1983 novel by Lualhati Bautista

Dekada '70 (lit. 'The '70s') is a Filipino novel by Lualhati Bautista. It tells the story of a middle-class family in Manila living through martial law under Ferdinand Marcos. The novel was awarded the 1983 Palanca Award Grand Prize.

== Translations ==
An English-language translation by Clarisse de Jesus was self-published by Bautista. In 2022, it was reported by Bautista that Penguin Random House was offering to publish an English-language translation as part of the Penguin Classics series.

== Adaptations ==
The novel was adapted as a 2002 film of the same name under Star Cinema, directed by Chito S. Roño, and with a screenplay by Lualhati Bautista.

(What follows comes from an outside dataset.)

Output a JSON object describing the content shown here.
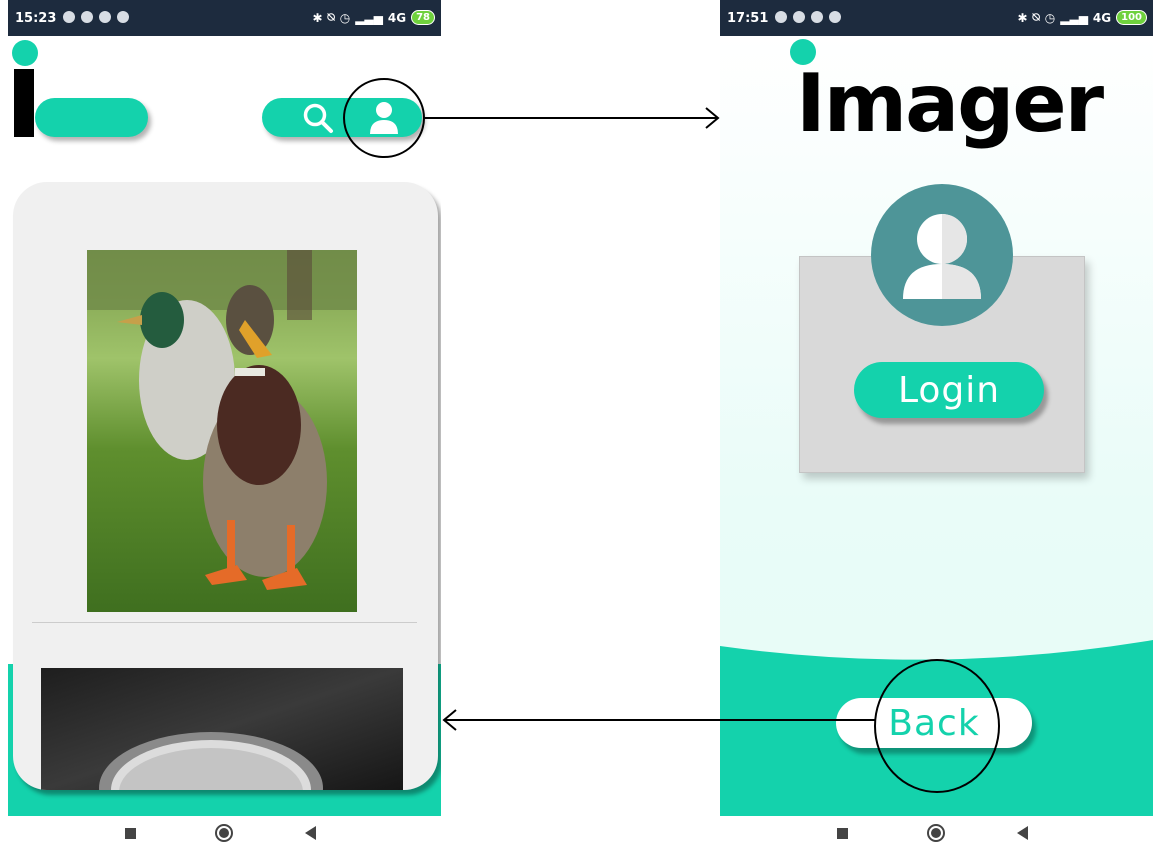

The film starred Vilma Santos and Christopher de Leon with Piolo Pascual, Carlos Agassi, Marvin Agustin, Danilo Barrios, John Wayne Sace, and Kris Aquino. It showed at the Metro Manila Film Festival, where it was awarded second Best Picture after Mano Po, with Pascual winning Best Supporting Actor. At the 26th Gawad Urian Awards, it tied with Mga Munting Tinig for Best Film. It also won Best Screenplay for Bautista, Best Actress for Santos, and Best Supporting Actor for Pascual. The film was the Philippines' official submission for the Academy Award for Best Foreign-Language Film but failed to get nominated.

In 2018, the novel was adapted as a musical first staged at the University of the Philippines and then restaged at Ateneo de Manila University.